Spring Boot starter packages provide a logback, that we can use for logging without any configuration. The following sample code shows how to use logging:

import org.slf4j.Logger;
import org.slf4j.LoggerFactory;
import org.springframework.boot.SpringApplication;
import org.springframework.boot.autoconfigure.SpringBootApplication;

@SpringBootApplication
public class CardatabaseApplication {
private static final Logger logger = LoggerFactory.getLogger(CardatabaseApplication.class);
public static void main(String[] args) {
SpringApplication.run(CardatabaseApplication.class, args);
logger.info("Hello Spring Boot");
}
}

Logging messages can be seen in the console after you run the project:

There are seven different levels for logging—TRACE, DEBUG, INFO, WARN, ERROR, FATAL, and OFF. You can configure the level of logging in your Spring Boot application.properties file.
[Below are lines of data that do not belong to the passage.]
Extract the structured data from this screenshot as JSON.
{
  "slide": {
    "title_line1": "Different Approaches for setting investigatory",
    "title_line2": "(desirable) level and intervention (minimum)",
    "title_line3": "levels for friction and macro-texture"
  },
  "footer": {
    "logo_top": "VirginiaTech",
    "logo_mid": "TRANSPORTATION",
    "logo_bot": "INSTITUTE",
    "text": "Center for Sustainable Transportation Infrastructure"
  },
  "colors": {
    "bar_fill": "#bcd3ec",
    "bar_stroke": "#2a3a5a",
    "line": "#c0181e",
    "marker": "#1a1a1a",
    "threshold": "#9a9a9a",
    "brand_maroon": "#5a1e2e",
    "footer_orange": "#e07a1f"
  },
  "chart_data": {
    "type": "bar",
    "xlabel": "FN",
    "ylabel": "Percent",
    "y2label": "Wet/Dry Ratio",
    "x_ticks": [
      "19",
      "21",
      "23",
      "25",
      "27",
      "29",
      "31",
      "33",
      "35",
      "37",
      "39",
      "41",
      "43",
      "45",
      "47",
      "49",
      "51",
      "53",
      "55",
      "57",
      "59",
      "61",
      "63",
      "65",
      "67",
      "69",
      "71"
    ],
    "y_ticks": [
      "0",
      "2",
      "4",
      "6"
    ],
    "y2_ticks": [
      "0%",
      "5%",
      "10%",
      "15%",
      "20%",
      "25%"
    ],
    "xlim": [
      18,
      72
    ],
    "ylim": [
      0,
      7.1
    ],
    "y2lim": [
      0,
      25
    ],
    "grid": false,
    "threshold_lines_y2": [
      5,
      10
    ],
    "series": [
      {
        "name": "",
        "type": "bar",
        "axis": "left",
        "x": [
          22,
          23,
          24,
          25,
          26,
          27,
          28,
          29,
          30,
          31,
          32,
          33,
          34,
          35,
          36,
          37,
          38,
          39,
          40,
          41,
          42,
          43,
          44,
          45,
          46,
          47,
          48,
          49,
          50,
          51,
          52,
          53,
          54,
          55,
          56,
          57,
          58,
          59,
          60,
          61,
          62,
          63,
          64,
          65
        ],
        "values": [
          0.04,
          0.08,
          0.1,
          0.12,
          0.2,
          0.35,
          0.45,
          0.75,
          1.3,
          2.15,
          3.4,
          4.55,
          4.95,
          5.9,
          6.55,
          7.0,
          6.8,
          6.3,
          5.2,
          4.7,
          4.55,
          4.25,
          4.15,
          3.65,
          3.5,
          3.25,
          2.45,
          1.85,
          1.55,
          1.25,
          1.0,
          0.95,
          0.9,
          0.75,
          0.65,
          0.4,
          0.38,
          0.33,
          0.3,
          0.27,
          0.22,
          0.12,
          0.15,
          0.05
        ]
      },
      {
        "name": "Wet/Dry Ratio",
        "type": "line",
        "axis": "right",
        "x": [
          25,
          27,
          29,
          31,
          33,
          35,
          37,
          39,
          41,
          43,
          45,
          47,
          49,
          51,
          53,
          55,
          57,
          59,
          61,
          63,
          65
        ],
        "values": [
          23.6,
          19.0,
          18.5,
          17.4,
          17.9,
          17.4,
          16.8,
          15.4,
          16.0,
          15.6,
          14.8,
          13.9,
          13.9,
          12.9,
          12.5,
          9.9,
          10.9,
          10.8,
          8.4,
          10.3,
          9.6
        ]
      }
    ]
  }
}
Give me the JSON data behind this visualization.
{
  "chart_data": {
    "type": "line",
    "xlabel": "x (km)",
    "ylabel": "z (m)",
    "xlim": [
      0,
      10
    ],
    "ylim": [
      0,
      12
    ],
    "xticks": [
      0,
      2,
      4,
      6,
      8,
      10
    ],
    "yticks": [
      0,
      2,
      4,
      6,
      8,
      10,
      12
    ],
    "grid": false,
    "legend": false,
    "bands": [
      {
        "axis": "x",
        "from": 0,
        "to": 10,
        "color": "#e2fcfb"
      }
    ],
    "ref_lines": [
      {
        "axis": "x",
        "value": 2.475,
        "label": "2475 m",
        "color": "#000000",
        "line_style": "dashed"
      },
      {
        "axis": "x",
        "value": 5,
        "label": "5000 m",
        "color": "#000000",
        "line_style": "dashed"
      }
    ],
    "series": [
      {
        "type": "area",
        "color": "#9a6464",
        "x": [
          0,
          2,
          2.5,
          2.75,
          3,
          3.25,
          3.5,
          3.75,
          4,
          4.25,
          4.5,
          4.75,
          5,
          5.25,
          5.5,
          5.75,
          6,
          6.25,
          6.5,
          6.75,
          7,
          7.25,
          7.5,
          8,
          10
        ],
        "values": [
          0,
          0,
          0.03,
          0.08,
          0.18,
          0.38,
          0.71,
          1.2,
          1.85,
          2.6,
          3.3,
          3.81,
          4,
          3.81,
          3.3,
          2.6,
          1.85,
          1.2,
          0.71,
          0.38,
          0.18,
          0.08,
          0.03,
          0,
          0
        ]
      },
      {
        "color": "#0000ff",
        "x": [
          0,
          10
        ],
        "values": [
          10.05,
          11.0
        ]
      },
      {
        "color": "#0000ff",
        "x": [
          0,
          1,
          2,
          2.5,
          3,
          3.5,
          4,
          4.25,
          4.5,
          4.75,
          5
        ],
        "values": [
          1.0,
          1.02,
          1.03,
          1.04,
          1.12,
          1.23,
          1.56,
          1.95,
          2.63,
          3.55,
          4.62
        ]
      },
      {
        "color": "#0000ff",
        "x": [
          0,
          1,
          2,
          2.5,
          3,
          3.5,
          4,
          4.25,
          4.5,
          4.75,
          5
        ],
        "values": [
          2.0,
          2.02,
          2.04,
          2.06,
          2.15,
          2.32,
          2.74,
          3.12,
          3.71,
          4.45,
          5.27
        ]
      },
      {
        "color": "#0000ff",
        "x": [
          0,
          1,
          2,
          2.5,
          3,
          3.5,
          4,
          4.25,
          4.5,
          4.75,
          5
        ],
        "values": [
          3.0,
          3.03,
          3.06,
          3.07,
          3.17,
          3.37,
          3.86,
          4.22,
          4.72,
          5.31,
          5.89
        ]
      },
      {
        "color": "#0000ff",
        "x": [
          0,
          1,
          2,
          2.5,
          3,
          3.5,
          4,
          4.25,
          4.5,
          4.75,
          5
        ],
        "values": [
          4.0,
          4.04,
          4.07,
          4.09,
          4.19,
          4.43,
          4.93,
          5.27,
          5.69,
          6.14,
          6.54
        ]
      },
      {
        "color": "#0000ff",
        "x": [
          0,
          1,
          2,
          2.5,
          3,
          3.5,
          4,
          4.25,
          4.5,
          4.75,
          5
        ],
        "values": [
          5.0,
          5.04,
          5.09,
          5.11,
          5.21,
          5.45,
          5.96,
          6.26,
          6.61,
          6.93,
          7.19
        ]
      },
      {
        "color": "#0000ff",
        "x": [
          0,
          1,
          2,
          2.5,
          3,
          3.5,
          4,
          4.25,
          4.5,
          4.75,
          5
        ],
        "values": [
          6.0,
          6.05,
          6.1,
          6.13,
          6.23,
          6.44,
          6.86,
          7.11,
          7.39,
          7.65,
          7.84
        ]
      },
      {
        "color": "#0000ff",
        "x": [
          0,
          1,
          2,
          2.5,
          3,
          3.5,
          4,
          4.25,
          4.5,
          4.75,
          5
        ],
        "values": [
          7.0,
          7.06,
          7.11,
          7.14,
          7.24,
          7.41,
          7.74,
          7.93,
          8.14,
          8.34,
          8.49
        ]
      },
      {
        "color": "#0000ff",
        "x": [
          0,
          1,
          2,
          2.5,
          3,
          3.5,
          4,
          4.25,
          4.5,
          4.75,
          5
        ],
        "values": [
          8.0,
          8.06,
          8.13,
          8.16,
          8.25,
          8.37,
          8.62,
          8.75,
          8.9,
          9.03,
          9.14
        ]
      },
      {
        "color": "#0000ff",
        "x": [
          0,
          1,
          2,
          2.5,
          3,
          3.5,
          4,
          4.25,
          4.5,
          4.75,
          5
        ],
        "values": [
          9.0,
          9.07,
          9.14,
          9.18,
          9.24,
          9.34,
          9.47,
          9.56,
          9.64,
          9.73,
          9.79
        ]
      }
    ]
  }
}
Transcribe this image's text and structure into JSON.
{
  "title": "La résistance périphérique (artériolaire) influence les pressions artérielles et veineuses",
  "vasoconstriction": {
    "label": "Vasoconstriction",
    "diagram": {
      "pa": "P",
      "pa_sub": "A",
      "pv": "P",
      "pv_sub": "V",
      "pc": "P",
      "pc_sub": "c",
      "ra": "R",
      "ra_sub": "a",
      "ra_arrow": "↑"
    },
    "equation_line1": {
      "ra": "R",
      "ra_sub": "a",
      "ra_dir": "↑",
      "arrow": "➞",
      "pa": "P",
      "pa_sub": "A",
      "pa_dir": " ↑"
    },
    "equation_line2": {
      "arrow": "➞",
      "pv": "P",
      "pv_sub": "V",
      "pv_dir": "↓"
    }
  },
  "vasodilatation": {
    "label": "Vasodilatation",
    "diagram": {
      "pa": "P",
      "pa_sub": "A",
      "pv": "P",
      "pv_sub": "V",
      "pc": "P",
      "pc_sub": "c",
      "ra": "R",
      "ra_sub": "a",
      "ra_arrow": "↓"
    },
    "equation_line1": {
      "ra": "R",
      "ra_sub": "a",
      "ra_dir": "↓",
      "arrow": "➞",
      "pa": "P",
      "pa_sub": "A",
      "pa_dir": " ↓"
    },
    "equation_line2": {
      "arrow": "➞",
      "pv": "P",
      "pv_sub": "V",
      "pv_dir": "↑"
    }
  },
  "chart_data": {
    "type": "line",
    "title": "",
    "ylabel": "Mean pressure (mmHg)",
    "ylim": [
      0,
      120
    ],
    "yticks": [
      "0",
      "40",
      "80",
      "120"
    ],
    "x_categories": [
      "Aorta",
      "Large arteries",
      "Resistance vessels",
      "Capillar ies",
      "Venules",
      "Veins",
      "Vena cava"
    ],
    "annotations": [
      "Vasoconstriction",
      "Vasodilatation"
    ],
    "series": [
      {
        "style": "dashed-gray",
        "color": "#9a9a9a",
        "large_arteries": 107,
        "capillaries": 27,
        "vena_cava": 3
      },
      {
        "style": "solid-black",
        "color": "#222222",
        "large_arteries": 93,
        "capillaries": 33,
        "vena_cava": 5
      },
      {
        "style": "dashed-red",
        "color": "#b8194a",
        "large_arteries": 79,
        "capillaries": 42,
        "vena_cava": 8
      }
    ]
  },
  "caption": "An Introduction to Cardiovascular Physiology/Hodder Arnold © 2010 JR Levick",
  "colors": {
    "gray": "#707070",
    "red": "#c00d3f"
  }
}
The file can be found in the resources folder inside your project:

If we set the logging level to INFO, we can see log messages from levels that are under INFO (INFO, WARN, ERROR, and FATAL). In the following example, we set the log level for the root, but you can also set it at the package level:

logging.level.root=INFO

Now, when you run the project, you can't see the TRACE and DEBUG messages anymore. That might be a good setting for a production version of your application:

Spring Boot is using Apache Tomcat (http://tomcat.apache.org/) as an application server, by default. As a default, Tomcat is running in port 8080. You can change the port in the application.properties file. The following setting will start Tomcat in port 8081:

server.port=8081

If the port is occupied, the application won't start and you will see the following message in the console:

You have to stop the process that is listening on port 8080 or use another port in your Spring Boot application.